Recent reports of duck hunters shooting near Shollenberger Park, a popular wildlife viewing destination, have sparked public concern, as the only kind of hunting for birds permitted in the city-owned park is through binoculars.
Fish and Wildlife wardens received a report of hunters shooting into the park on Jan. 25 and the sheriff's department received a report on Jan. 17 of hunters shooting into the park from across the river.
Both agencies dispatched personnel to investigate, but found no illegal hunters.
In the week of Jan. 21, two accounts appeared on a North Bay birding forum about hunters standing across the Petaluma River from Shollenberger Park, presumably on privately owned land, and shooting into the park. In one account, two young men fired at birds from the southwest edge of the park, then came into the park to retrieve them.
The reports came as duck hunting season was winding to a close — the last day to hunt was Jan. 27.
According to officials and those familiar with the park, a couple such incidents happen each year, perhaps the result of the park being near areas where hunting is permitted.
Duck hunting is allowed in navigable waterways as long as the hunter does not shoot onto land where hunting is prohibited, said Tiffany Stinson, a warden with the California Department of Fish and Wildlife. She added that sometimes people believe someone is hunting illegally when they are actually within a permitted area.
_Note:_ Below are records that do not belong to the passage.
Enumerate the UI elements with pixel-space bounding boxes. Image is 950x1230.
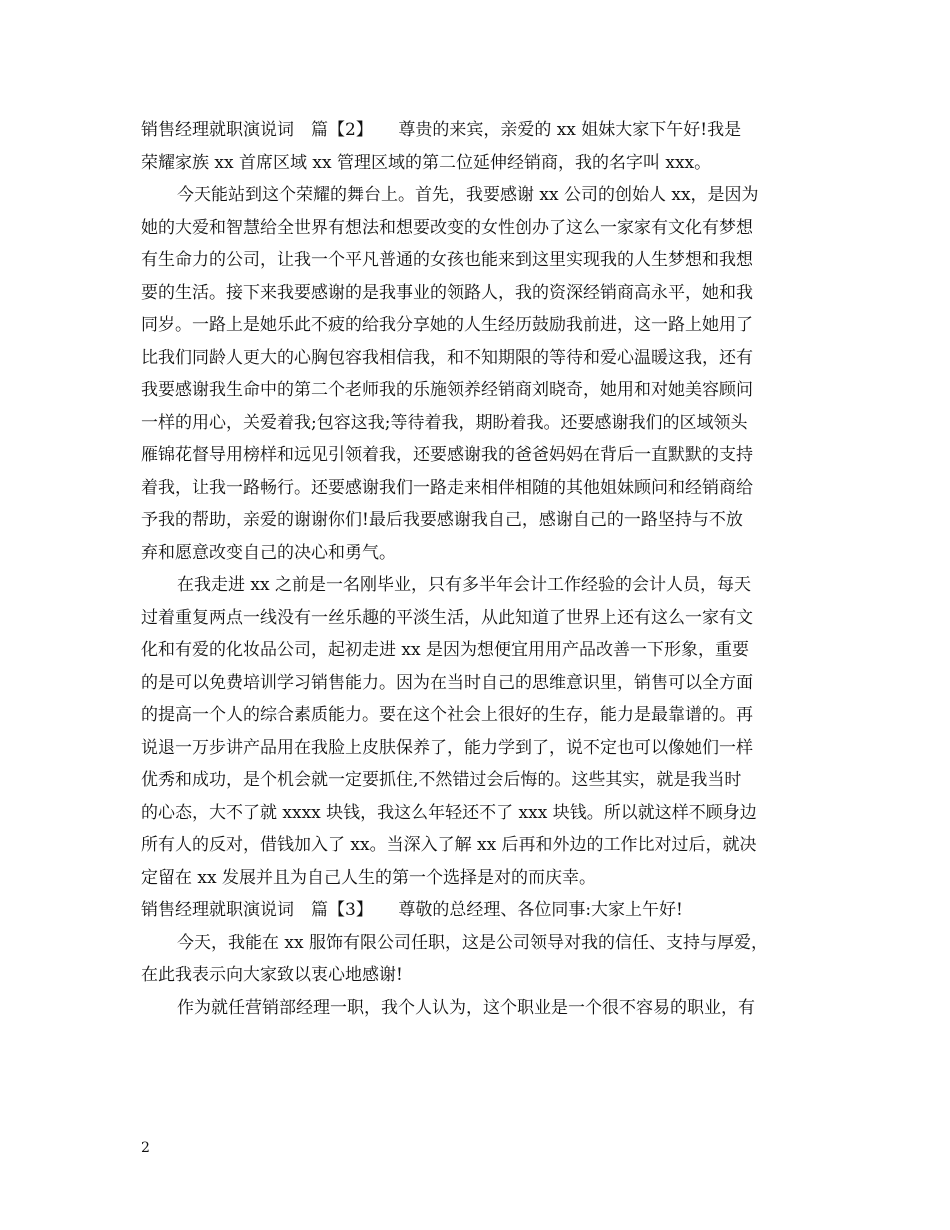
text-line: 化和有爱的化妆品公司，起初走进 xx 是因为想便宜用用产品改善一下形象，重要 (141, 640, 749, 660)
text-line: 的是可以免费培训学习销售能力。因为在当时自己的思维意识里，销售可以全方面 (141, 672, 753, 693)
text-line: 有生命力的公司，让我一个平凡普通的女孩也能来到这里实现我的人生梦想和我想 (141, 250, 753, 270)
text-line: 销售经理就职演说词 篇【3】 尊敬的总经理、各位同事:大家上午好! (141, 900, 683, 920)
text-line: 她的大爱和智慧给全世界有想法和想要改变的女性创办了这么一家家有文化有梦想 (141, 217, 753, 238)
text-line: 所有人的反对，借钱加入了 xx。当深入了解 xx 后再和外边的工作比对过后，就决 (141, 835, 757, 855)
text-line: 的心态，大不了就 xxxx 块钱，我这么年轻还不了 xxx 块钱。所以就这样不顾身边 (141, 802, 757, 823)
text-line: 一样的用心，关爱着我;包容这我;等待着我，期盼着我。还要感谢我们的区域领头 (141, 412, 748, 433)
text-line: 要的生活。接下来我要感谢的是我事业的领路人，我的资深经销商高永平，她和我 (141, 282, 753, 303)
text-line: 销售经理就职演说词 篇【2】 尊贵的来宾，亲爱的 xx 姐妹大家下午好!我是 (141, 120, 742, 140)
text-line: 着我，让我一路畅行。还要感谢我们一路走来相伴相随的其他姐妹顾问和经销商给 (141, 477, 753, 498)
text-line: 雁锦花督导用榜样和远见引领着我，还要感谢我的爸爸妈妈在背后一直默默的支持 (141, 445, 753, 465)
text-line: 今天能站到这个荣耀的舞台上。首先，我要感谢 xx 公司的创始人 xx，是因为 (177, 185, 759, 205)
text-line: 的提高一个人的综合素质能力。要在这个社会上很好的生存，能力是最靠谱的。再 (141, 705, 753, 725)
text-line: 优秀和成功，是个机会就一定要抓住,不然错过会后悔的。这些其实，就是我当时 (141, 770, 742, 790)
text-line: 同岁。一路上是她乐此不疲的给我分享她的人生经历鼓励我前进，这一路上她用了 (141, 315, 753, 335)
document-body (141, 114, 809, 1024)
text-line: 过着重复两点一线没有一丝乐趣的平淡生活，从此知道了世界上还有这么一家有文 (141, 607, 753, 628)
text-line: 比我们同龄人更大的心胸包容我相信我，和不知期限的等待和爱心温暖这我，还有 (141, 347, 753, 368)
text-line: 我要感谢我生命中的第二个老师我的乐施领养经销商刘晓奇，她用和对她美容顾问 (141, 380, 753, 400)
text-line: 今天，我能在 xx 服饰有限公司任职，这是公司领导对我的信任、支持与厚爱， (177, 932, 768, 953)
text-line: 予我的帮助，亲爱的谢谢你们!最后我要感谢我自己，感谢自己的一路坚持与不放 (141, 510, 743, 530)
text-line: 定留在 xx 发展并且为自己人生的第一个选择是对的而庆幸。 (141, 867, 596, 888)
text-line: 说退一万步讲产品用在我脸上皮肤保养了，能力学到了，说不定也可以像她们一样 (141, 737, 753, 758)
text-line: 在我走进 xx 之前是一名刚毕业，只有多半年会计工作经验的会计人员，每天 (177, 575, 751, 595)
text-line: 作为就任营销部经理一职，我个人认为，这个职业是一个很不容易的职业，有 (177, 997, 755, 1018)
text-line: 在此我表示向大家致以衷心地感谢! (141, 965, 403, 985)
page-number: 2 (141, 1140, 150, 1156)
text-line: 弃和愿意改变自己的决心和勇气。 (141, 542, 396, 563)
text-line: 荣耀家族 xx 首席区域 xx 管理区域的第二位延伸经销商，我的名字叫 xxx。 (141, 152, 712, 173)
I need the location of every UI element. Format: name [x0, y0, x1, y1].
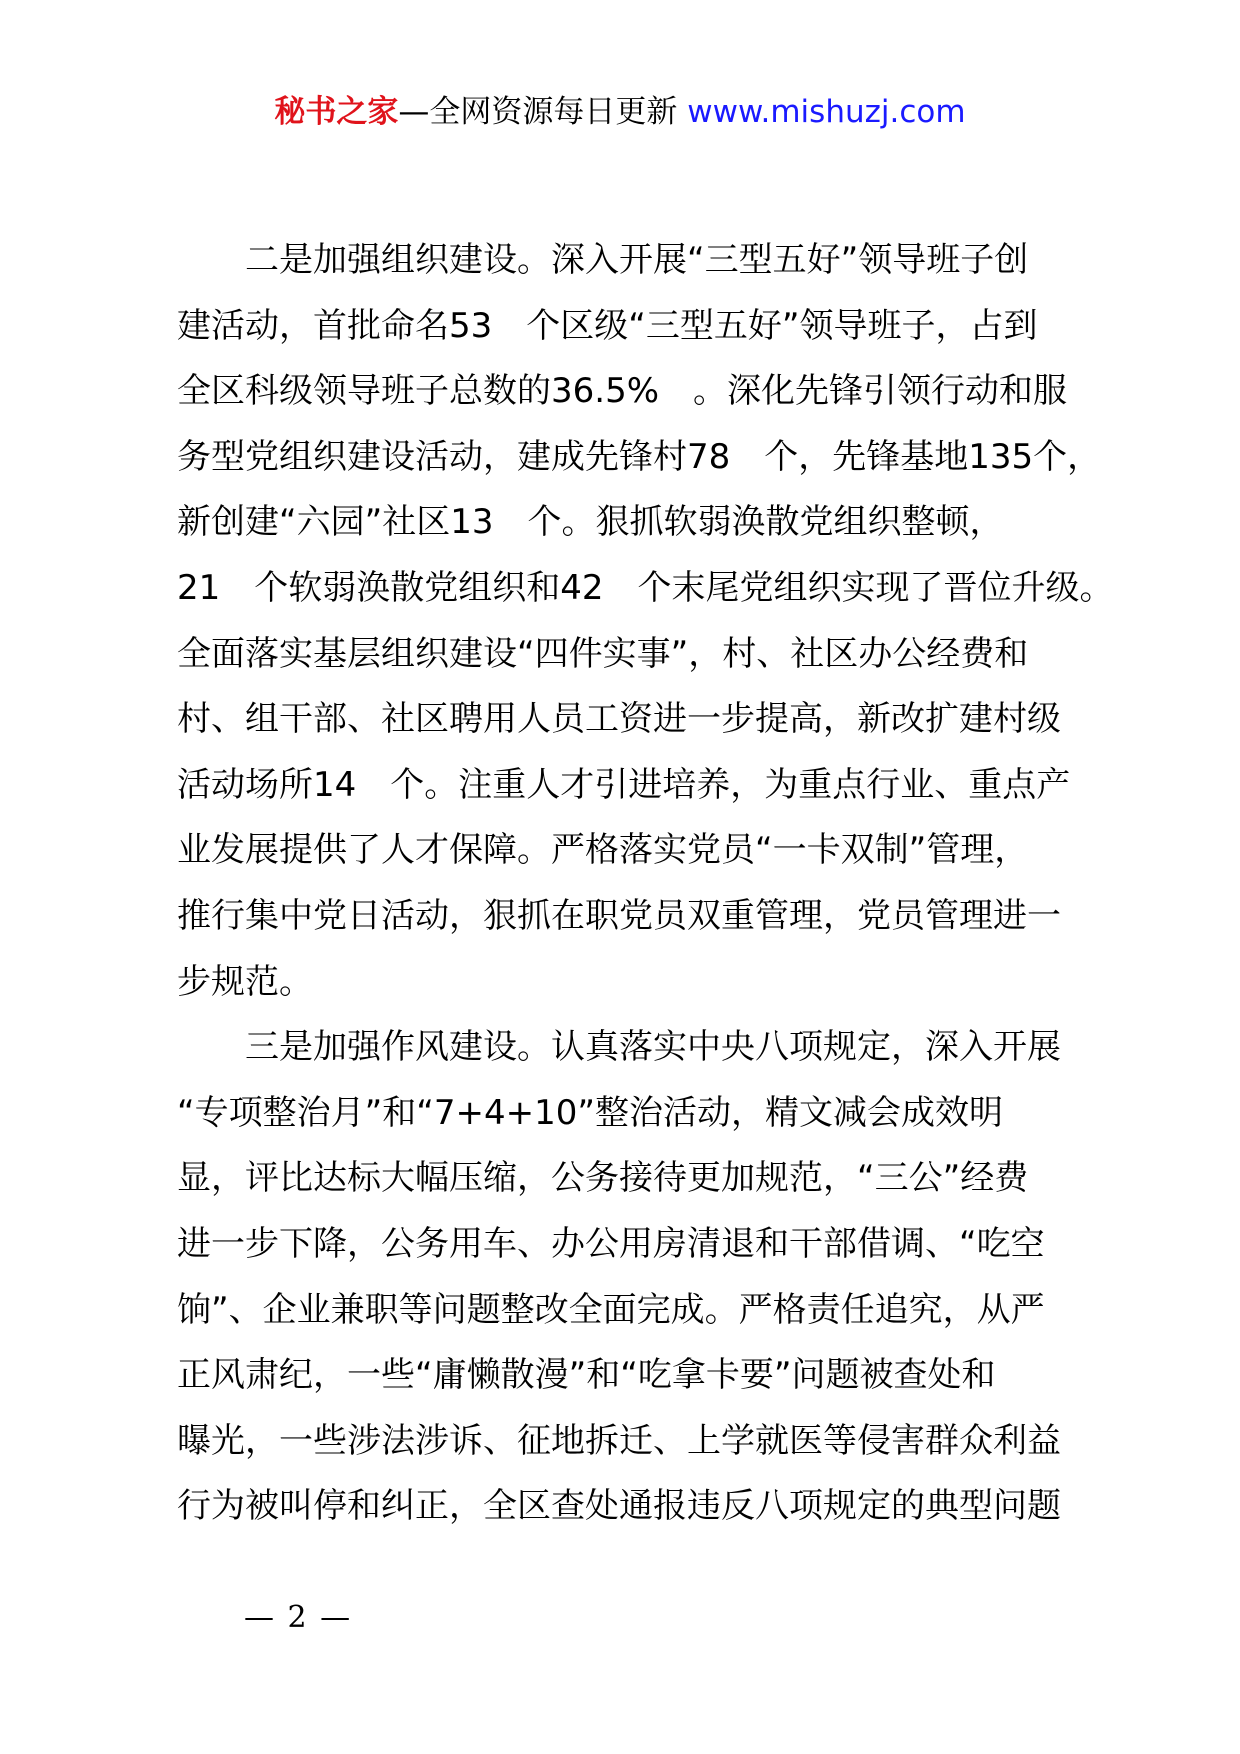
text-line: 全区科级领导班子总数的36.5% 。深化先锋引领行动和服 — [177, 371, 1068, 412]
text-line: 新创建“六园”社区13 个。狠抓软弱涣散党组织整顿， — [177, 502, 1004, 543]
text-line: 进一步下降，公务用车、办公用房清退和干部借调、“吃空 — [177, 1223, 1045, 1264]
text-line: 步规范。 — [177, 961, 313, 1002]
text-line: 21 个软弱涣散党组织和42 个末尾党组织实现了晋位升级。 — [177, 567, 1114, 608]
text-line: 正风肃纪，一些“庸懒散漫”和“吃拿卡要”问题被查处和 — [177, 1355, 996, 1396]
brand-name: 秘书之家 — [274, 94, 399, 130]
text-line: 全面落实基层组织建设“四件实事”，村、社区办公经费和 — [177, 633, 1029, 674]
paragraph-organization — [177, 228, 1114, 1015]
banner-tagline: —全网资源每日更新 — [398, 94, 678, 130]
text-line: “专项整治月”和“7+4+10”整治活动，精文减会成效明 — [177, 1092, 1003, 1133]
text-line: 行为被叫停和纠正，全区查处通报违反八项规定的典型问题 — [177, 1486, 1061, 1527]
text-line: 务型党组织建设活动，建成先锋村78 个，先锋基地135个， — [177, 436, 1102, 477]
text-line: 二是加强组织建设。深入开展“三型五好”领导班子创 — [177, 240, 1029, 280]
page-number: — 2 — — [244, 1600, 353, 1635]
text-line: 村、组干部、社区聘用人员工资进一步提高，新改扩建村级 — [177, 699, 1061, 740]
text-line: 业发展提供了人才保障。严格落实党员“一卡双制”管理， — [177, 830, 1029, 871]
text-line: 推行集中党日活动，狠抓在职党员双重管理，党员管理进一 — [177, 895, 1061, 936]
site-url-link[interactable]: www.mishuzj.com — [687, 94, 966, 130]
text-line: 饷”、企业兼职等问题整改全面完成。严格责任追究，从严 — [177, 1289, 1045, 1330]
site-banner — [0, 92, 1240, 132]
text-line: 建活动，首批命名53 个区级“三型五好”领导班子，占到 — [177, 305, 1038, 346]
text-line: 三是加强作风建设。认真落实中央八项规定，深入开展 — [177, 1027, 1061, 1068]
text-line: 活动场所14 个。注重人才引进培养，为重点行业、重点产 — [177, 764, 1071, 805]
document-body — [177, 228, 1114, 1540]
text-line: 显，评比达标大幅压缩，公务接待更加规范，“三公”经费 — [177, 1158, 1029, 1199]
paragraph-work-style — [177, 1015, 1077, 1540]
text-line: 曝光，一些涉法涉诉、征地拆迁、上学就医等侵害群众利益 — [177, 1420, 1061, 1461]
Bob Dyer, a docent at Shollenberger Park and member of the Petaluma Wetlands Alliance, added that some of the hunting activity in the area of Shollenberger and the Ellis Creek Water Recycling facility can likely be attributed to the fact that the Ellis Creek land was privately owned until the city bought it in 2007.
At that time, seasoned duck hunters would get the permission of the property owners to hunt there, Dyer said.
When the city bought the land, some hunters kept coming back, traveling up the Petaluma River by boat to the Ellis Creek property and prompting the city to post "no duck hunting" signs along the river and near the property. The signs helped, Dyer said, but every so often hunters return.